Is there some conversion should be done or should I save my file in different encoding format? The problem is I wanted to display English charactore correctly which is the default.
In the absence of code that demonstrates your problem, I will give you a correspondingly general answer.
You are trying to display English characters, but see Chinese characters. That is what happens when you pass 8 bit ANSI text to an API that receives UTF-16 text. Look for somewhere in your program where you cast from char* to wchar_t*.
First of all what is type of file you are trying to store text in?Normal txt files stores in ANSI by default (so does excel). So when you are trying to print a Unicode character to a ANSI file it will print junk. Two ways of over coming this problem is:
try to open the file in UTF-8 or 16 mode and then write
convert Unicode to ANSI before writing in file. If you are using windows then MSDN provides particular API to do Unicode to ANSI conversion and vice-verse. If you are using Linux then Google for conversion of Unicode to ANSI. There are lot of solution out there.
Hope this helps!!!
std::wstring does not have any locale/internationalisation support at all. It is just a container for storing sequences of wchar_t.
The problem with wchar_t is that its encoding is unspecified. It might be Unicode UTF-16, or Unicode UTF-32, or Shift-JIS, or something completely different. There is no way to tell from within a program.
You will have the best chances of getting things to work if you ensure that the encoding of your source code is the same as the encoding used by the locale under which the program will run.
But, the use of third-party libraries (like DirectX) can place additional constraints due to possible limitations in what encodings those libraries expect and support.
Bug solved, it turns out to be the CASTING problem (not rendering problem as previously said).

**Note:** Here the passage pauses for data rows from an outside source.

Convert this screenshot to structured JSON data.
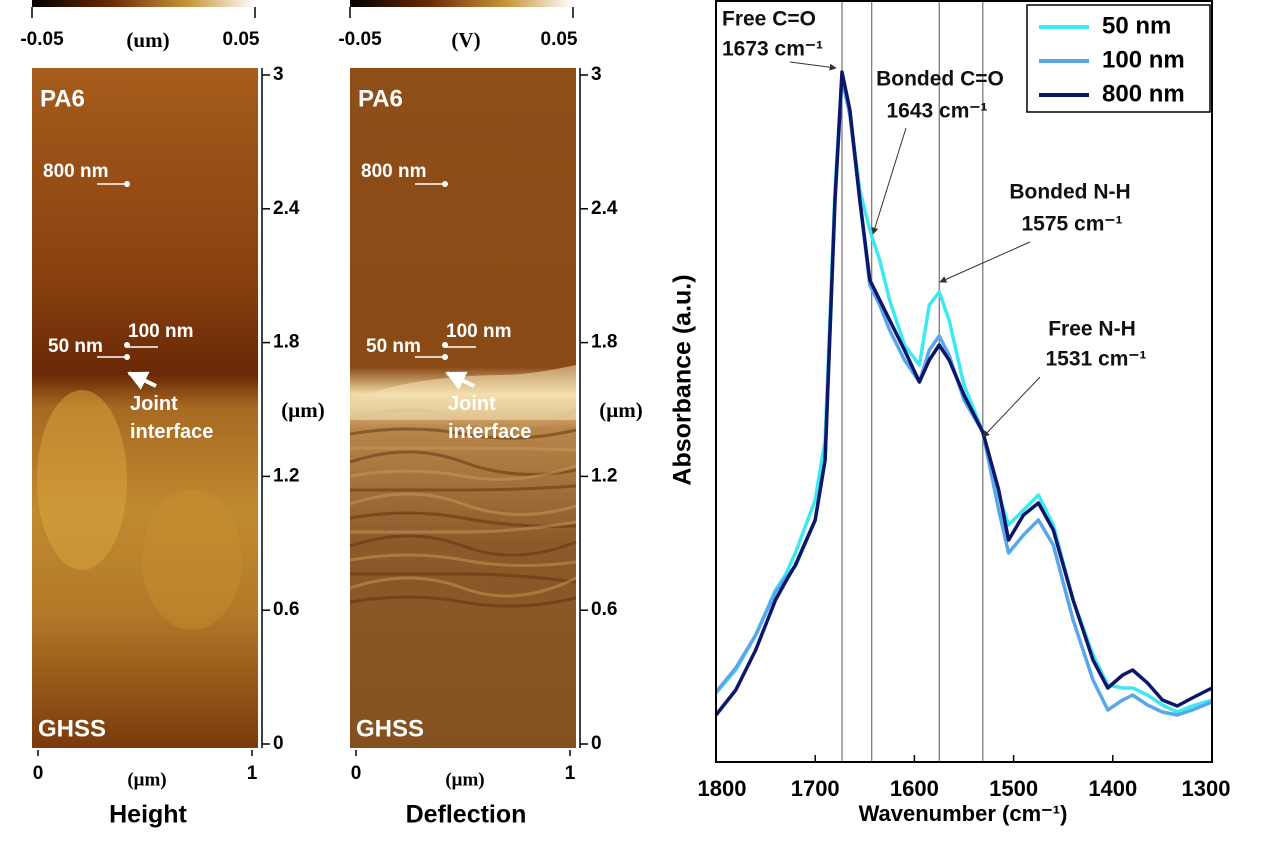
{
  "chart_data": [
    {
      "type": "heatmap",
      "title": "Height",
      "colorbar_label": "(um)",
      "clim": [
        -0.05,
        0.05
      ],
      "cticks": [
        -0.05,
        0.05
      ],
      "xlim": [
        0,
        1
      ],
      "xticks": [
        0,
        1
      ],
      "xlabel": "(μm)",
      "ylim": [
        0,
        3
      ],
      "yticks": [
        0,
        0.6,
        1.2,
        1.8,
        2.4,
        3
      ],
      "ylabel": "(μm)",
      "annotations": [
        "PA6",
        "GHSS",
        "800 nm",
        "50 nm",
        "100 nm",
        "Joint interface"
      ]
    },
    {
      "type": "heatmap",
      "title": "Deflection",
      "colorbar_label": "(V)",
      "clim": [
        -0.05,
        0.05
      ],
      "cticks": [
        -0.05,
        0.05
      ],
      "xlim": [
        0,
        1
      ],
      "xticks": [
        0,
        1
      ],
      "xlabel": "(μm)",
      "ylim": [
        0,
        3
      ],
      "yticks": [
        0,
        0.6,
        1.2,
        1.8,
        2.4,
        3
      ],
      "ylabel": "(μm)",
      "annotations": [
        "PA6",
        "GHSS",
        "800 nm",
        "50 nm",
        "100 nm",
        "Joint interface"
      ]
    },
    {
      "type": "line",
      "xlabel": "Wavenumber (cm⁻¹)",
      "ylabel": "Absorbance (a.u.)",
      "xlim": [
        1800,
        1300
      ],
      "xticks": [
        1800,
        1700,
        1600,
        1500,
        1400,
        1300
      ],
      "ylim": [
        0,
        762
      ],
      "legend": "upper right",
      "x": [
        1800,
        1780,
        1760,
        1740,
        1730,
        1720,
        1700,
        1690,
        1680,
        1673,
        1665,
        1655,
        1645,
        1635,
        1625,
        1610,
        1595,
        1585,
        1575,
        1565,
        1550,
        1531,
        1515,
        1505,
        1490,
        1475,
        1460,
        1440,
        1420,
        1405,
        1390,
        1380,
        1365,
        1350,
        1335,
        1320,
        1300
      ],
      "series": [
        {
          "name": "50 nm",
          "color": "#3ee8f0",
          "values": [
            69,
            92,
            127,
            172,
            187,
            209,
            262,
            322,
            572,
            687,
            647,
            572,
            532,
            502,
            462,
            417,
            397,
            457,
            470,
            442,
            377,
            330,
            267,
            237,
            252,
            267,
            237,
            162,
            107,
            77,
            74,
            74,
            67,
            57,
            50,
            56,
            62
          ]
        },
        {
          "name": "100 nm",
          "color": "#5aa6ec",
          "values": [
            70,
            94,
            127,
            170,
            184,
            196,
            242,
            302,
            562,
            684,
            647,
            562,
            477,
            457,
            432,
            402,
            380,
            412,
            426,
            407,
            362,
            330,
            252,
            209,
            227,
            242,
            217,
            142,
            82,
            52,
            62,
            67,
            57,
            50,
            47,
            52,
            60
          ]
        },
        {
          "name": "800 nm",
          "color": "#0c176a",
          "values": [
            47,
            72,
            112,
            162,
            180,
            197,
            242,
            302,
            562,
            690,
            652,
            562,
            482,
            462,
            442,
            412,
            380,
            402,
            417,
            402,
            367,
            330,
            272,
            222,
            247,
            259,
            232,
            162,
            102,
            74,
            87,
            92,
            79,
            62,
            56,
            64,
            74
          ]
        }
      ],
      "annotations": [
        {
          "name": "Free C=O",
          "value": 1673,
          "label": "1673 cm⁻¹"
        },
        {
          "name": "Bonded C=O",
          "value": 1643,
          "label": "1643 cm⁻¹"
        },
        {
          "name": "Bonded N-H",
          "value": 1575,
          "label": "1575 cm⁻¹"
        },
        {
          "name": "Free N-H",
          "value": 1531,
          "label": "1531 cm⁻¹"
        }
      ]
    }
  ]
}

The bugged text is a intermediate product during some internal conversion process using swtringstream (which I forgot to mention), the code is as follows
wstringstream wss;
wstring text;
textToGenerate.append(L"some text");
wss << timer->getTime()
text.append(wss.str());
Right after this process the debugger shows the text as a bunch of random stuff but later somehow it converts back so it's readable. But the problem appears at rendering stage using DirectX. I somehow left the casting for wchar_t*, which results in the incorrect rendering.
old:
LPCWSTR lpcwstrText = (LPCWSTR)textToDraw->getText();
new:
LPCWSTR lpcwstrText = (*textToDraw->getText()).c_str();
By changing that solves the problem.
So, this is resulted by a bad cast. As some kind people provided correction to my statement.